Leggo nell’Esprit de lois del saggio Montesquieu la definizione di libertà : «…la liberté ne peut consister qu’à pouvoir faire ce che l’on devoit vouloir, et à nêtre point contraint de faire ce que l’on ne doit pas vouloir…» [la libertà non può consistere che nel poter fare ciò che si deve volere, e nel non essere costretti a fare ciò che non si deve volere…]. Come affermazione è molto bella, anche se un po’ enfatica e retorica. Personalmente la condivido. Però, come definizione politica mi lascia perplesso. Mi sembra un discorso circolare. Mi rimbalza immediatamente al Kant della Critica della ragione pratica, all’imperativo (fare ciò si deve). Cioè: per essere liberi siamo costretti a “dover volere” qualcosa che sta fuori di noi. Rousseau nel contratto sociale, ha scritto: «…l’obbedienza alla legge che ci siamo prescritta è la libertà ». Già! Ma, il popolo è tendenzialmente anarchico, non si prescrive mai nessuna legge, tutt’al più, ma spesso sbaglia anche in questo, sa fare referendum abrogativi. La chiamano democrazia indiretta, ma la legge la farà sempre il “principe”, sia esso persona, partito o assemblea.

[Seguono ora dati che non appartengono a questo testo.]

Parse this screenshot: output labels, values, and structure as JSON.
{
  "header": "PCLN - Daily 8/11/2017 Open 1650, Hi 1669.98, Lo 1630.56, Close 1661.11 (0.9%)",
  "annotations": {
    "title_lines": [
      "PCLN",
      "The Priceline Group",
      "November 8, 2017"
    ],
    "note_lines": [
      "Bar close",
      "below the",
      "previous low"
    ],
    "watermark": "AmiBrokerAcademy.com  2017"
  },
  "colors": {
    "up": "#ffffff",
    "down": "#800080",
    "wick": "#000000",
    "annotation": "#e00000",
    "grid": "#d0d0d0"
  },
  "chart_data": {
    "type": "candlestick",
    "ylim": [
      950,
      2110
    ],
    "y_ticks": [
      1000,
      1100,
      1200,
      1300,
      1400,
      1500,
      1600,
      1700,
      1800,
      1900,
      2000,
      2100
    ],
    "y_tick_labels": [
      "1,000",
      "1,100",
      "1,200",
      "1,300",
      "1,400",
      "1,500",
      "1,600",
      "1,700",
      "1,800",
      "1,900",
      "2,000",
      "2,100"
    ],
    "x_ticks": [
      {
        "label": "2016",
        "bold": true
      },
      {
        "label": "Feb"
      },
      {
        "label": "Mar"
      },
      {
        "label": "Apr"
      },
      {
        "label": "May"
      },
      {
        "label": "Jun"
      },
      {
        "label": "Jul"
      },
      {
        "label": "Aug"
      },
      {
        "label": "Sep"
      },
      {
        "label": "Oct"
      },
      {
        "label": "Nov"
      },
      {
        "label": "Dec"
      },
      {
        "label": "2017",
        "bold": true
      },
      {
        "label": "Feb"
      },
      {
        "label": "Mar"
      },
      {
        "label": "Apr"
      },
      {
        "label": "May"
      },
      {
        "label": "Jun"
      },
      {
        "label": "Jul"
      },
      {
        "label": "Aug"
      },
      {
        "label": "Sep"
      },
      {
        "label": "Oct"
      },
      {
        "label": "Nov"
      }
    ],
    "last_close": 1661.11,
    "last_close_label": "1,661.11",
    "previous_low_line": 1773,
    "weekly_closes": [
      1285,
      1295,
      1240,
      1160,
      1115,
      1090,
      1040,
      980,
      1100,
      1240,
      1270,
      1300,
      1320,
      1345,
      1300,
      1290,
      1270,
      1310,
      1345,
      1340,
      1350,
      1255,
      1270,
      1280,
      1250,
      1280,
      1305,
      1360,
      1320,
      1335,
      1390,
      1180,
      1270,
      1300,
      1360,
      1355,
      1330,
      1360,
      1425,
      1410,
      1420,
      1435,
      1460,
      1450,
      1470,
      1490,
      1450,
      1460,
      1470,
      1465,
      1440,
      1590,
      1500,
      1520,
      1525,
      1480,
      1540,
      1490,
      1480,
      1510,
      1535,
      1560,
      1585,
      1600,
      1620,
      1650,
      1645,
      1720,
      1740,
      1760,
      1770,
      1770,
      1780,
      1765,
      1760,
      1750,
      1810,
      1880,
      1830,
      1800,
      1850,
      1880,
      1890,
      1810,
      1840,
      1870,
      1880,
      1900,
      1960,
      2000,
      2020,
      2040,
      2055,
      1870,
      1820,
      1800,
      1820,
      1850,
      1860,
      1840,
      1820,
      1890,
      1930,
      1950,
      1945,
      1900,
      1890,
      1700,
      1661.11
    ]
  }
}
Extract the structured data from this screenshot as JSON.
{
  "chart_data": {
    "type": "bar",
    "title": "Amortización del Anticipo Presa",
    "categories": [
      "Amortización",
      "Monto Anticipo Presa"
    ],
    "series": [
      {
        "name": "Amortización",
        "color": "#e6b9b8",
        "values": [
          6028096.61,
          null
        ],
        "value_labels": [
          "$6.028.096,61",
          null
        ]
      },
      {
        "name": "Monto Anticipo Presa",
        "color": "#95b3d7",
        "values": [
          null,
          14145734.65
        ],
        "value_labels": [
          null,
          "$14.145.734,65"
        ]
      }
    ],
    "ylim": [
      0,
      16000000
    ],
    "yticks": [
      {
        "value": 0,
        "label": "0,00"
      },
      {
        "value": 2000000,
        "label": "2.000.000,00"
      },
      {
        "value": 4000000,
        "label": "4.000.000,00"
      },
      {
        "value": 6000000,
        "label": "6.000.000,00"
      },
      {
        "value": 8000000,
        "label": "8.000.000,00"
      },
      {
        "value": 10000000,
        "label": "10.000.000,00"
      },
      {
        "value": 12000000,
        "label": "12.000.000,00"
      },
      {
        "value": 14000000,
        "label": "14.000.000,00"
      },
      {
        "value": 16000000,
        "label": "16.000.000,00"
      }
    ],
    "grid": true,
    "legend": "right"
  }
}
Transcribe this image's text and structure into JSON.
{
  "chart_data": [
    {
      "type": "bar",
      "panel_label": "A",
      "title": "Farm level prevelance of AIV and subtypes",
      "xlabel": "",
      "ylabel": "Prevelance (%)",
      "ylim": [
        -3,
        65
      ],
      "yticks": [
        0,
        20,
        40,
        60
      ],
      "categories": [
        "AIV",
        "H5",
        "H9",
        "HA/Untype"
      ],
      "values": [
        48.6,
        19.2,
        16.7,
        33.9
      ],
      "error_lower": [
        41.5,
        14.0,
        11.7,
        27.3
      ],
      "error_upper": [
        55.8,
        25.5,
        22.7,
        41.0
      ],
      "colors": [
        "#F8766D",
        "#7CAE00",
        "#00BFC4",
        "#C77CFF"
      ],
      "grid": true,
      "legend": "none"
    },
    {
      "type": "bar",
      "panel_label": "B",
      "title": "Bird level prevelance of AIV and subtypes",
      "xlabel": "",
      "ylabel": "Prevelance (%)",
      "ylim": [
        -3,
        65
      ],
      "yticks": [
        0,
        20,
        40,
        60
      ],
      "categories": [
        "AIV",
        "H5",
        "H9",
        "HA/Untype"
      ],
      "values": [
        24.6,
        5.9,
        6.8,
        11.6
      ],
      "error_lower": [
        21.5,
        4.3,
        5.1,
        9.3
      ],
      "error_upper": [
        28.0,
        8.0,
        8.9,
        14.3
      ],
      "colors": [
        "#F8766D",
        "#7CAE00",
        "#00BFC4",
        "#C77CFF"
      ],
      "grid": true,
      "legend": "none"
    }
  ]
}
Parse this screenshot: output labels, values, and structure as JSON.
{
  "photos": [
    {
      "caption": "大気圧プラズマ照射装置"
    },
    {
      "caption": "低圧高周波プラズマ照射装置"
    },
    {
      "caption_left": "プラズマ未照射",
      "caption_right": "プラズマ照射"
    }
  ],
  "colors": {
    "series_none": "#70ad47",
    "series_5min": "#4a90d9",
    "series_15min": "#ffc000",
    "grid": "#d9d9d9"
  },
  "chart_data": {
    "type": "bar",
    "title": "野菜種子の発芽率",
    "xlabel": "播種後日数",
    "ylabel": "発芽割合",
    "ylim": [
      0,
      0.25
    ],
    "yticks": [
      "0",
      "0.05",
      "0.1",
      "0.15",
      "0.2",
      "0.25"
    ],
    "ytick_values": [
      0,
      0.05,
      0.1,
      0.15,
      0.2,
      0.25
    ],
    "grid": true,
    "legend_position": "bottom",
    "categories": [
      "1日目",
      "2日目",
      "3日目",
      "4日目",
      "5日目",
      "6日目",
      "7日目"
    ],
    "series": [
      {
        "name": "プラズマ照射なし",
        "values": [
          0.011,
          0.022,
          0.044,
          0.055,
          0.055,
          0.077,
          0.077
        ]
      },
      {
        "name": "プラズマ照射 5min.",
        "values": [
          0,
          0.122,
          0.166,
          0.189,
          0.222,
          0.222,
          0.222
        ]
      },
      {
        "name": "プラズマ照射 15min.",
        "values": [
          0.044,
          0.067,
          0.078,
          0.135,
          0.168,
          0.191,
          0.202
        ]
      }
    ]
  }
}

I cattolici direbbero: la libertà è la libertà di “dover fare il bene”, il che, se non altro, è più preciso e determinato. Ma c’è sempre quel “dovere”, che non ci fa distaccare dal diritto romano honeste vivere, alterum non laedere¸ suum cuique tribuere, a meno di saltare il fosso e cancellare ogni dovere, cancellando lo Stato, come ha fatto Nietzsche in Così parlò Zarathustra (“solo là dove lo Stato cessa di esistere incomincia l’uomo non inutile”). Però, con Nietzsche non si va da nessuna parte, a meno di considerare il nichilismo una meta, il che è masochistico e contro natura oltre che contraddittorio.

Ma allora, in che consiste questa “libertà”? La risposta può darcela solo chi l’aveva goduta e l’ha perduta, come il Dostoevskij delle Memorie di una casa dei morti o Dante, che nel Purgatorio (I, 71-72) scrive due endecasillabi autobiografici universali: « libertà va cercando, ch’è sì cara/come sa chi per lei vita rifiuta ». La libertà è ricerca, dolorosa fino al sacrificio e quella cui si riferiva Dante, non era certo la libertà spirituale, che possedeva come nessun mortale ha mai avuto; ma quella politica, la libertà di vivere nella città natia, nella propria casa del proprio rione. Il resto è solo chiacchiera. E a ben intendere non sbagliava, in astratto, Benito Mussolini il 15 luglio 1923 nel discorso alla “Camera dei deputati”: «Ci sono le libertà; la libertà non è mai esistita », solo che non disse, in concreto, quali specifiche libertà intendeva concedere!

Ho provato più volte, inutilmente! Non riesco ad afferrare il concetto di libertà. Più stringo e più mi sfugge da ogni lato. Mi affascina però il concetto di Dante di una libertà politica come ricerca concreta e penso che se oggi una qualche idea di libertà l’abbiamo pur maturata, lo dobbiamo alla ricerca, spesso grondante di sangue, delle generazioni che ci hanno preceduto, alla cui precisazione e realizzazione ognuna ha dato un contributo. La libertà è un blocco di arenaria, un insieme compresso di impalpabili granelli di rena. La libertà è un cammino, è in cammino. La sua perfetta realizzazione è al termine di un evento escatologico, quando anche Dante potrà tornare a casa!